Sujet : Re: Is Intel exceptionally unsuccessful as an architecture designer?
De : jseigh_es00 (at) *nospam* xemaps.com (jseigh)
Groupes : comp.archDate : 03. Oct 2024, 16:25:26
Autres entêtes
Organisation : A noiseless patient Spider
Message-ID : <vdm9gn$3oluc$1@dont-email.me>
References : 1 2 3 4 5 6 7 8 9 10 11 12 13 14 15 16 17 18 19 20 21 22 23
User-Agent : Mozilla Thunderbird
On 10/2/24 20:34, Lawrence D'Oliveiro wrote:
On Tue, 24 Sep 2024 07:50:36 +0200, Terje Mathisen wrote:
Somebody wiser than me had written something like "You cannot
write/test/debug multithreaded programs without the ability for multiple
threads to actually run at the same time."
Some threading bugs will more likely show up in multiple-CPU situations,
others will more likely show up in single-CPU situations. You need to test
every which way you can.
The 1990s were a “let’s use threads for everything” time. Thankfully, we
have become a bit more restrained since then ...

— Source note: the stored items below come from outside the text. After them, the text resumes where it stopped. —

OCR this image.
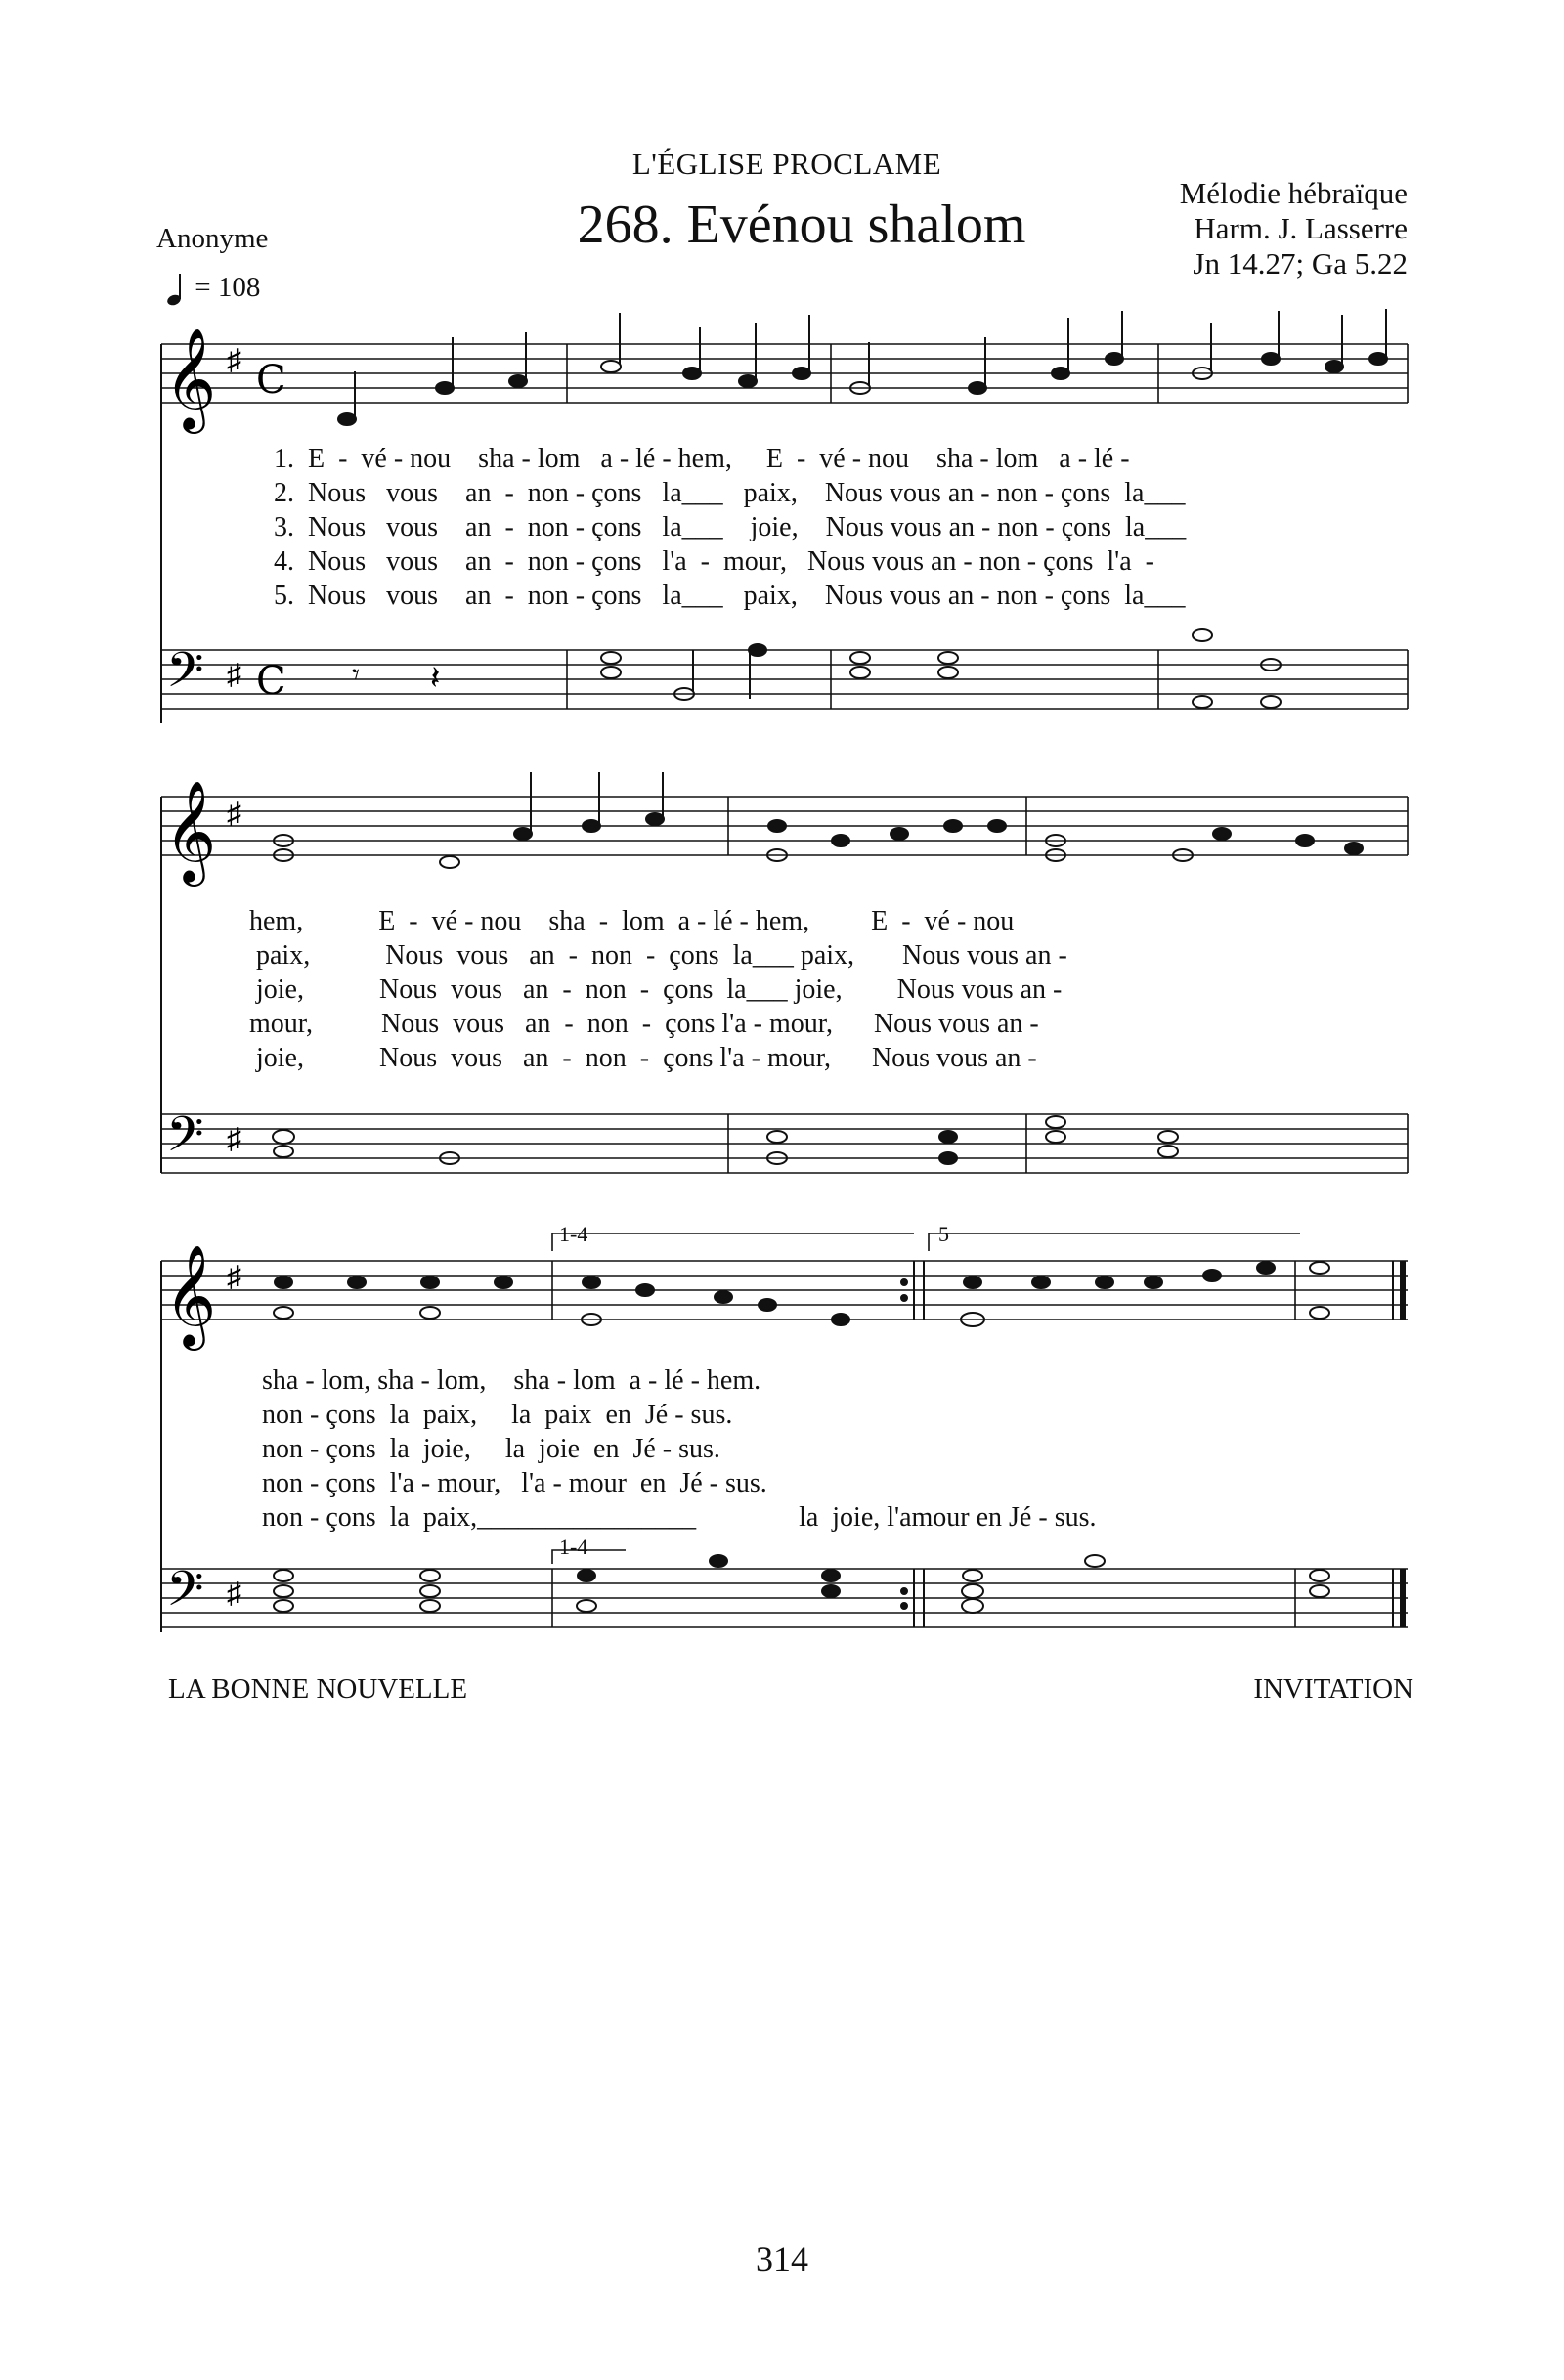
L'ÉGLISE PROCLAME
268. Evénou shalom
Anonyme
= 108
Mélodie hébraïque
Harm. J. Lasserre
Jn 14.27; Ga 5.22
𝄞 ♯ C
1.  E  -  vé - nou    sha - lom   a - lé - hem,     E  -  vé - nou    sha - lom   a - lé -
2.  Nous   vous    an  -  non - çons   la___   paix,    Nous vous an - non - çons  la___
3.  Nous   vous    an  -  non - çons   la___    joie,    Nous vous an - non - çons  la___
4.  Nous   vous    an  -  non - çons   l'a  -  mour,   Nous vous an - non - çons  l'a  -
5.  Nous   vous    an  -  non - çons   la___   paix,    Nous vous an - non - çons  la___
𝄢 ♯ C 𝄾 𝄽
𝄞 ♯
hem,           E  -  vé - nou    sha  -  lom  a - lé - hem,         E  -  vé - nou
paix,           Nous  vous   an  -  non  -  çons  la___ paix,       Nous vous an -
joie,           Nous  vous   an  -  non  -  çons  la___ joie,        Nous vous an -
mour,          Nous  vous   an  -  non  -  çons l'a - mour,      Nous vous an -
joie,           Nous  vous   an  -  non  -  çons l'a - mour,      Nous vous an -
𝄢 ♯
1-4	5
𝄞 ♯
sha - lom, sha - lom,    sha - lom  a - lé - hem.
non - çons  la  paix,     la  paix  en  Jé - sus.
non - çons  la  joie,     la  joie  en  Jé - sus.
non - çons  l'a - mour,   l'a - mour  en  Jé - sus.
non - çons  la  paix,________________               la  joie, l'amour en Jé - sus.
1-4
𝄢 ♯
LA BONNE NOUVELLE	INVITATION
314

Some things you can't test for. For example, hazard pointers without
the store/load memory barrier. You need an asymmetric memory barrier
for the memory reclamation thread to use. But the timing window that
a race condition can happen if you didn't use that asymmetric memory
barrier in is too small for any bad things to happen. You might
think, oh if preemption occurred in the middle of a
hazard pointer load, that would increase the timing window but
guess what, that interrupt that caused the preemption effected a
memory barrier. I did get around to showing formally that a
false negative, which might make you think it was safe to reclaim
the memory, when it was in fact not safe, cannot occur.